Wir sollten sagen, wie im Sulam [Leiterkommentar zum Sohar] erklärt wird, dass das Gebet im Flüsterton, das wir von Hanna lernen, wie es geschrieben steht: „Und ihre Stimme wurde nicht gehört“, er auslegt, dass die Stimme von Malchut, genannt „Wille zu empfangen“, nicht gehört wird. Vielmehr geht es bei dem Gebet um die Eigenschaft des Verlangens zu geben, d. h. darum, dass der Schöpfer ihm von oben die Kraft der Reinheit schickt, die „Verlangen zu geben“ heißt.

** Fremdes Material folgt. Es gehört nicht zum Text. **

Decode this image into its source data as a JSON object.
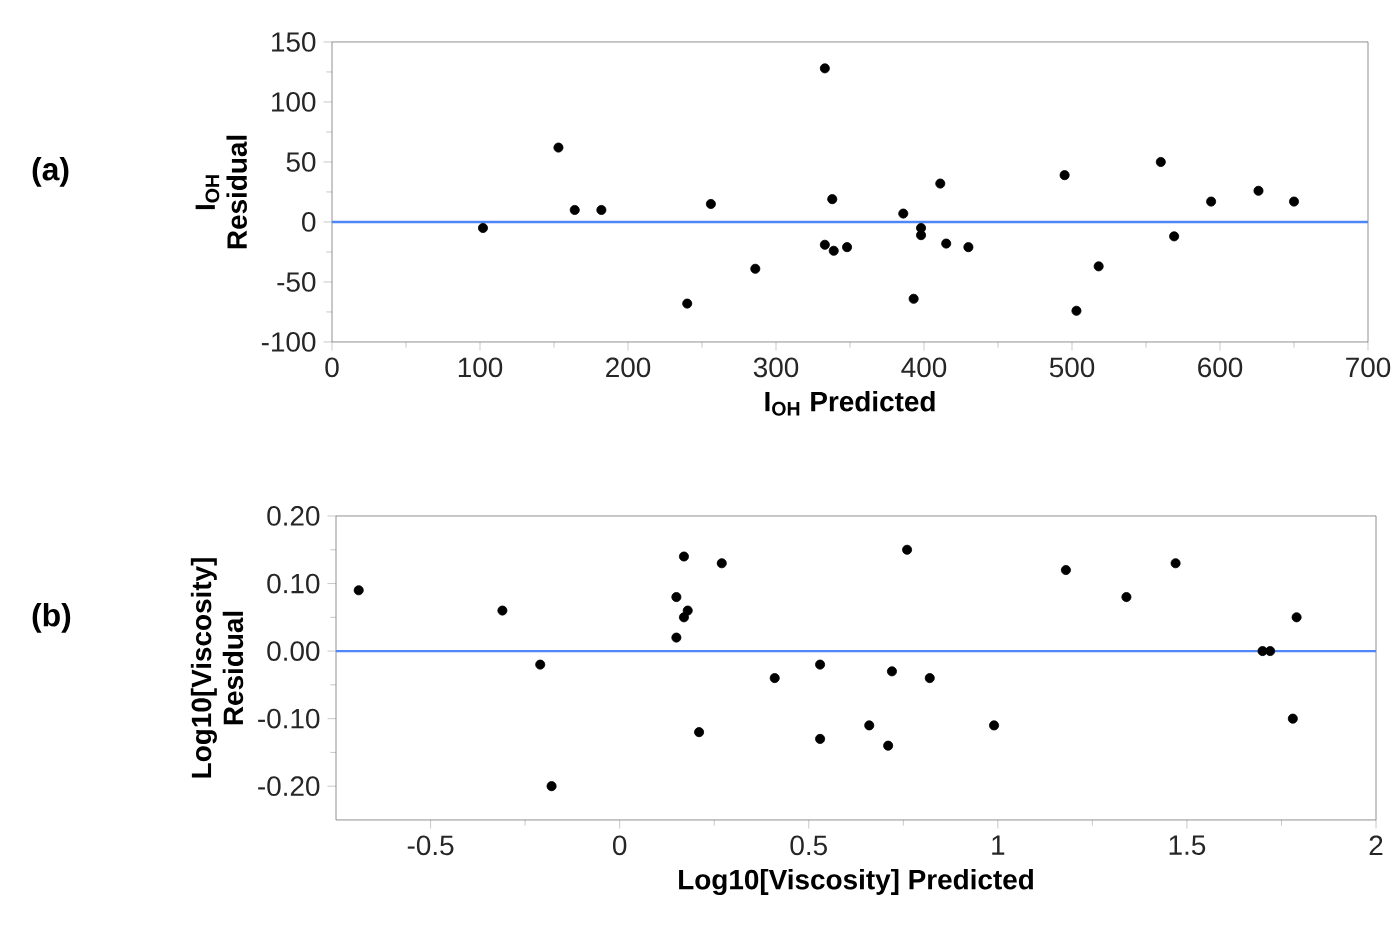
{
  "chart_data": [
    {
      "type": "scatter",
      "xlabel": "I$_{OH}$ Predicted",
      "ylabel": "I$_{OH}$ Residual",
      "annotations": [
        "(a)"
      ],
      "marker": "circle",
      "xlim": [
        0,
        700
      ],
      "ylim": [
        -100,
        150
      ],
      "xticks": [
        0,
        100,
        200,
        300,
        400,
        500,
        600,
        700
      ],
      "yticks": [
        -100,
        -50,
        0,
        50,
        100,
        150
      ],
      "ref_lines": [
        {
          "axis": "y",
          "value": 0,
          "color": "#4f86f7"
        }
      ],
      "series": [
        {
          "color": "#000000",
          "x": [
            102,
            153,
            164,
            182,
            240,
            256,
            286,
            333,
            333,
            338,
            339,
            348,
            386,
            393,
            398,
            398,
            411,
            415,
            430,
            495,
            503,
            518,
            560,
            569,
            594,
            626,
            650
          ],
          "values": [
            -5,
            62,
            10,
            10,
            -68,
            15,
            -39,
            128,
            -19,
            19,
            -24,
            -21,
            7,
            -64,
            -5,
            -11,
            32,
            -18,
            -21,
            39,
            -74,
            -37,
            50,
            -12,
            17,
            26,
            17
          ]
        }
      ]
    },
    {
      "type": "scatter",
      "xlabel": "Log10[Viscosity] Predicted",
      "ylabel": "Log10[Viscosity] Residual",
      "annotations": [
        "(b)"
      ],
      "marker": "circle",
      "xlim": [
        -0.75,
        2
      ],
      "ylim": [
        -0.25,
        0.2
      ],
      "xticks": [
        -0.5,
        0,
        0.5,
        1,
        1.5,
        2
      ],
      "yticks": [
        {
          "value": -0.2,
          "label": "-0.20"
        },
        {
          "value": -0.1,
          "label": "-0.10"
        },
        {
          "value": 0,
          "label": "0.00"
        },
        {
          "value": 0.1,
          "label": "0.10"
        },
        {
          "value": 0.2,
          "label": "0.20"
        }
      ],
      "ref_lines": [
        {
          "axis": "y",
          "value": 0,
          "color": "#4f86f7"
        }
      ],
      "series": [
        {
          "color": "#000000",
          "x": [
            -0.69,
            -0.31,
            -0.21,
            -0.18,
            0.15,
            0.15,
            0.17,
            0.17,
            0.18,
            0.21,
            0.27,
            0.41,
            0.53,
            0.53,
            0.66,
            0.71,
            0.72,
            0.76,
            0.82,
            0.99,
            1.18,
            1.34,
            1.47,
            1.7,
            1.72,
            1.78,
            1.79
          ],
          "values": [
            0.09,
            0.06,
            -0.02,
            -0.2,
            0.08,
            0.02,
            0.14,
            0.05,
            0.06,
            -0.12,
            0.13,
            -0.04,
            -0.02,
            -0.13,
            -0.11,
            -0.14,
            -0.03,
            0.15,
            -0.04,
            -0.11,
            0.12,
            0.08,
            0.13,
            0.0,
            0.0,
            -0.1,
            0.05
          ]
        }
      ]
    }
  ]
}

Daraus folgt, dass derjenige, der seine Stimme, d. h. die Stimme des Willens zu empfangen, ertönen lässt, obwohl er an den Schöpfer glaubt und den Schöpfer bittet, ihm zu helfen, zu den Kleingläubigen gehört, denn das Herz des Glaubens, wenn ein Mensch an den Schöpfer glaubt, sollte darin bestehen, dass der Schöpfer uns den Geist der Reinheit, „Sein Verlangen zu empfangen“ genannt, schickt, und dann kann sich die Freude und der Genuss, die im Schöpfungsziel liegen, in das Verlangen zu empfangen kleiden.